"What goes up must (eventually) come down."
That, in general terms, is the Fed's argument why the current inflation surge should be transitory as prices normalize (somehow that logic does not apply to markets, but that's where the Fed's balance sheet comes in).
But is that indeed the case? Do higher prices go down on their own?
As we discussed last week in "How Average Inflation Hit A Red Hot 2.4%", a large portion of the recent rise in inflation is being aided by re-opening dynamics and supply chain bottlenecks — drivers which Goldman expects are likely to be transitory.
However, in a follow up note published overnight by Goldman, the bank's economists highlight how the expected normalization of prices later this year and into next is likely to be uneven across categories. The bank clarifies that in its year end-2022 core PCE inflation forecast of 2.0% it assumes that a third of the bottleneck-induced inflection in core goods prices reverses at that horizon. Specifically, the bank expects price reversion to be larger in categories of relatively larger goods like used cars and car rentals, where pandemic and policy effects have driven what Goldman believes is a "temporary" wedge between supply and demand. On the other hand, whereas we have already seen a sharp slowdown in some price categories such as lumber, a quick look at container shipping rates shows that this clearest indicator of broken supply chains has yet to peak, let along normalize and drift lower.
In any case, going back to Goldman's note, which after doing a deep dig into supply chain disruptions and reopening effects, focuses on exploring historical divergences in category-level inflation from a statistical perspective.
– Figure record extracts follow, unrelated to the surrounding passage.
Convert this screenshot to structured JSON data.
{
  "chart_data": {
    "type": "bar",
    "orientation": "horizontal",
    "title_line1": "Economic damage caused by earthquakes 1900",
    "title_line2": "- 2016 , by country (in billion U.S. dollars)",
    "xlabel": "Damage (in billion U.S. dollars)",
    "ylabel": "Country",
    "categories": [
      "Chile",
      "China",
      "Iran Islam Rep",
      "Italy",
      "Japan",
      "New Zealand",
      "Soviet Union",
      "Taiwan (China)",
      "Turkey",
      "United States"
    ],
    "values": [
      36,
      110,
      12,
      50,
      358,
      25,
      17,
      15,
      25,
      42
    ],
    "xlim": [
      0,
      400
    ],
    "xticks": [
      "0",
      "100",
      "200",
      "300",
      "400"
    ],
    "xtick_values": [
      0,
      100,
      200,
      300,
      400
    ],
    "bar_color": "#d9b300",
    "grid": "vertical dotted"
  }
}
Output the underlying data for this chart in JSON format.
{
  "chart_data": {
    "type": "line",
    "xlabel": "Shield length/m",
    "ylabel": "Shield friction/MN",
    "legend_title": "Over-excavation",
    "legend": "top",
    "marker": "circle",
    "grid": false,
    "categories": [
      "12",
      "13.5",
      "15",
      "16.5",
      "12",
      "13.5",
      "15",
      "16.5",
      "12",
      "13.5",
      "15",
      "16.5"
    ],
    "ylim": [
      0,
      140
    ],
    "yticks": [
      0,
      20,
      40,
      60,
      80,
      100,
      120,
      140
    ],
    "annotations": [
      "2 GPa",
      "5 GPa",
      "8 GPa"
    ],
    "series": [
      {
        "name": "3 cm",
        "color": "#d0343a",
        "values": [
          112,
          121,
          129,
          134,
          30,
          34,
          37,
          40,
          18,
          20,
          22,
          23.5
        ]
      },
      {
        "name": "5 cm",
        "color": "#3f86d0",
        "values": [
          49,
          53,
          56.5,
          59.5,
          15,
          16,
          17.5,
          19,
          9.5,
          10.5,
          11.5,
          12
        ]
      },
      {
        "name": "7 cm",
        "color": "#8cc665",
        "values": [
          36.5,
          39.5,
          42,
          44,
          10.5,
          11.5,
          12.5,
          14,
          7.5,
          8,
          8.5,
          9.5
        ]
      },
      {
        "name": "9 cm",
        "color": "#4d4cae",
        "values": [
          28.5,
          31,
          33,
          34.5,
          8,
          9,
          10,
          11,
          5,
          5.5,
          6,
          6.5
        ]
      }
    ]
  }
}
As shown in the chart below, used car prices rose 38% year-on-year in May, and they are now well above statistically derived estimates of the underlying trend.
According to Goldman, full normalization to trend in this category alone would lower year-on-year core PCE inflation by 0.35pp—or even more if recent price outliers have introduced an upward bias to the filter.
To analyze the tendency for category-level prices to converge back to their medium-term trends, Goldman incorporated a “deviation from trend” variable into its bottom-up core PCE models. As shown in the grey bars below, there is evidence of normalization in the majority of categories, including many of today’s inflation outliers (the left 7 categories). However, with the exception of car rentals, and as should be blatantly obvious to anyone, Goldman "finds" that prices on average do not fully converge back to trend.
Even with the benefit of hindsight—and therefore ignoring price inflections that in fact reflected a permanent change in trend— we find that just over half of the price deviations close over the next year (58% on average across all core PCE categories and 55% across the seven currently elevated categories.
The second set of columns reflects the same test using real-time price trends. They show that the predictive power of price deviations is much weaker when they are measured in real time. In other words, while categories prone to temporary supply-demand imbalances such as car rentals and used cars continue to show significant normalization tendencies, the mean-reversion coefficient for the majority of the other categories loses statistical and economic significance.
The last chart looks at the divergence episodes since 1997 for the seven categories that are particularly elevated today. Here, a more optimistic Goldman argues that the historic imbalances caused by the 2020 lockdowns and demand swings suggest that today’s divergences could resolve more quickly or fully, and as a result, the bank expects "price reversion to be relatively larger in categories like used cars, where pandemic and policy effects clearly drove a temporary wedge between supply and demand."
Maybe: it is true that according to the chart, prices in that category fully normalized two years after the Cash for Clunkers program generated a similar price bubble during the financial crisis. But in contrast, the sustained increase in appliance prices during the last housing boom suggests scope for prices in that category to remain elevated long after after the chip shortage ends.
Taken together, Goldman concedes that its results suggest that we should not get carried away with forecasts of rapid or complete price normalization, because it is often difficult to identify bubbles without the benefit of hindsight, and because imbalances often require more than a few quarters to resolve. Which, of course, is precisely why the Fed will continue to argue that soaring prices are "transitory"... while the artificial, Fed-induced all time highs in the stock market will keep rising into perpetuity.